The crisis continues and, indeed, deepens because our institutions and, I sometimes fear, our bishops are not fully aware of what is going on. Do the presidents of Catholic universities and colleges understand that they are being enrolled in an anti-papal crusade? Enrolled by whom? By brash and media- savvy dissidents. Do our bishops understand that there are those who would cast them in the role of counterweights to and even opponents of ultramontane authority? Who would? The same brash and media-savvy dissidents. These dissidents are not theologians in any serious sense of the term. I have never heard an argument of Charles Curran’s invoked by any reputable moral theologian. Richard McBrien does not formulate arguments so of course he is not a factor in theological discourse. As for the Rosemary Reuthers and Mary Dalys, in a sane time they would not be listened to. Even now, dissident theologians are listened to mainly by journalists. Their reputations, such as they are, exist in the evanescent world of media attention.
If I were to identify the origin of the crisis in the most fundamental and comprehensive way, I would point to the loss of the Catholic mentality. By that I mean that the Church in this country is experiencing the consequences of the abandonment of our cultural heritage, of our traditional social and political philosophy, of a sense of continuity with the great cultural mainstream of the West and, above all, or in a word, of the loss of Thomistic realism.
What irony is to be seen in the fact that, now that our Catholic colleges and universities are preening themselves on being indistinguishable from their secular counterparts, there is widespread recognition that secular higher education is a disaster. But surely we should not need an Allan Bloom to tell us that the loss of the sense of being measured by reality, rather than the reverse, must have profoundly disruptive consequences. What Bloom and others really long for is epistemological realism and objectivity in morals. When Alasdair Maclntyre in After Virtue dissects the dominant emotivism, he is led inexorably to see that there is available an intellectual measure which permits us to condemn emotivism. It has a name. The name is Thomism.
It is no accident that this Holy Father, like all his modern predecessors and like the Fathers of Vatican II, directs us to Saint Thomas Aquinas as our chief mentor and guide in theology and philosophy. Dissident theologians speak of Thomism as belonging to a surpassed era of the Church, but of course they do not consider the Magisterium to be the voice of the teaching Church. In the modern intellectual debacle, it is even clearer that the reason the Church points us to Thomas is that he teaches what is true. Those truths do not belong to him or to us; they are a common good of mankind. But now, when others might look to Catholics as to custodians of those truths, what do they find?
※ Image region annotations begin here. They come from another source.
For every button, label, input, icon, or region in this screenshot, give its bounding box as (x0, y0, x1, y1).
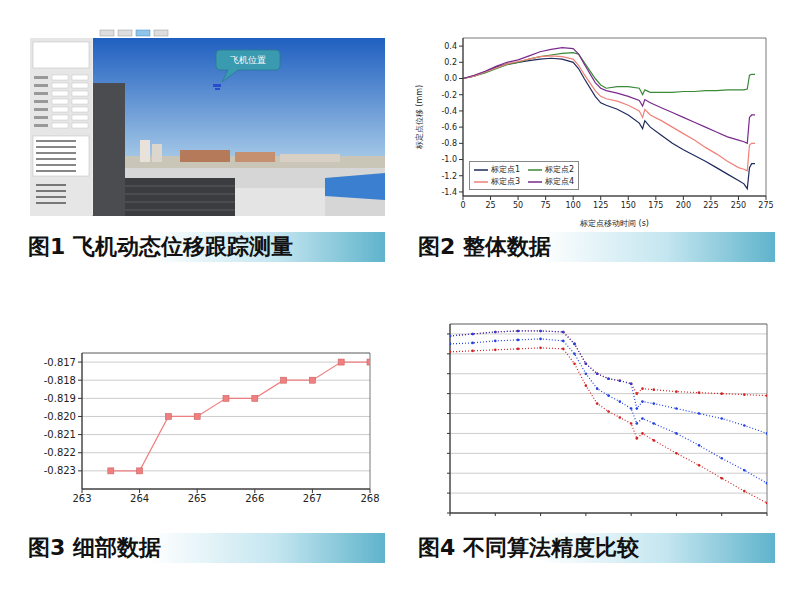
svg-text:265: 265 (188, 493, 207, 504)
svg-text:100: 100 (566, 201, 581, 210)
svg-text:-0.2: -0.2 (441, 91, 457, 100)
svg-text:-0.817: -0.817 (44, 357, 76, 368)
svg-text:275: 275 (758, 201, 773, 210)
svg-text:-0.820: -0.820 (44, 411, 76, 422)
svg-text:标定点移动时间 (s): 标定点移动时间 (s) (579, 219, 649, 228)
svg-text:150: 150 (621, 201, 636, 210)
svg-text:-0.819: -0.819 (44, 393, 76, 404)
html-text:标定点1: 标定点1 (491, 165, 521, 174)
svg-text:0.4: 0.4 (444, 42, 457, 51)
svg-text:0.2: 0.2 (444, 58, 457, 67)
svg-text:-0.822: -0.822 (44, 447, 76, 458)
html-text:图4 不同算法精度比较: 图4 不同算法精度比较 (418, 535, 639, 560)
svg-text:0.0: 0.0 (444, 74, 457, 83)
svg-text:225: 225 (703, 201, 718, 210)
svg-text:267: 267 (303, 493, 322, 504)
svg-text:266: 266 (245, 493, 264, 504)
html-text:图1 飞机动态位移跟踪测量: 图1 飞机动态位移跟踪测量 (28, 234, 293, 259)
svg-text:268: 268 (360, 493, 379, 504)
svg-text:175: 175 (648, 201, 663, 210)
svg-text:250: 250 (731, 201, 746, 210)
svg-text:264: 264 (130, 493, 149, 504)
svg-text:200: 200 (676, 201, 691, 210)
html-text:图2 整体数据: 图2 整体数据 (418, 234, 551, 259)
svg-text:75: 75 (541, 201, 551, 210)
svg-text:-0.823: -0.823 (44, 465, 76, 476)
svg-text:飞机位置: 飞机位置 (230, 55, 266, 65)
svg-text:-0.818: -0.818 (44, 375, 76, 386)
html-text:标定点4: 标定点4 (545, 177, 575, 186)
svg-text:25: 25 (485, 201, 495, 210)
html-text:图3 细部数据: 图3 细部数据 (28, 535, 161, 560)
svg-text:125: 125 (593, 201, 608, 210)
svg-text:-1.4: -1.4 (441, 188, 457, 197)
svg-text:-0.6: -0.6 (441, 123, 457, 132)
svg-text:标定点位移 (mm): 标定点位移 (mm) (415, 85, 424, 150)
svg-text:-0.4: -0.4 (441, 107, 457, 116)
svg-text:50: 50 (513, 201, 523, 210)
svg-text:-0.821: -0.821 (44, 429, 76, 440)
svg-text:-1.2: -1.2 (441, 172, 457, 181)
svg-text:-0.8: -0.8 (441, 139, 457, 148)
svg-text:263: 263 (72, 493, 91, 504)
html-text:标定点2: 标定点2 (545, 165, 575, 174)
html-text:标定点3: 标定点3 (491, 177, 521, 186)
svg-text:0: 0 (460, 201, 465, 210)
svg-text:-1.0: -1.0 (441, 155, 457, 164)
You could shoot a cannon through most Catholic departments of philosophy — I am not recommending this — and not hit a Thomist. As for departments of theology, maybe I would recommend a cannon — or better a canon. The abandonment of our heritage is not only our loss, it is the world’s loss. That is the fundamental crisis. A rampant relativism goes uncorrected by epistemological and moral realism.
Well, I could go on and doubtless will. Certainly, this journal will. It will do so now under the proximate guiding hand of Michael Novak since I, after five years, want to finish a number of academic projects and shall be, if not absenting, then distancing, myself from felicity awhile. This is not farewell, but simply a move into the background. My monthly Quodlibet will of course continue. The journal is now an established voice in current discussions. That is what we set out to do. With the help of many, and by the grace of God, we have succeeded.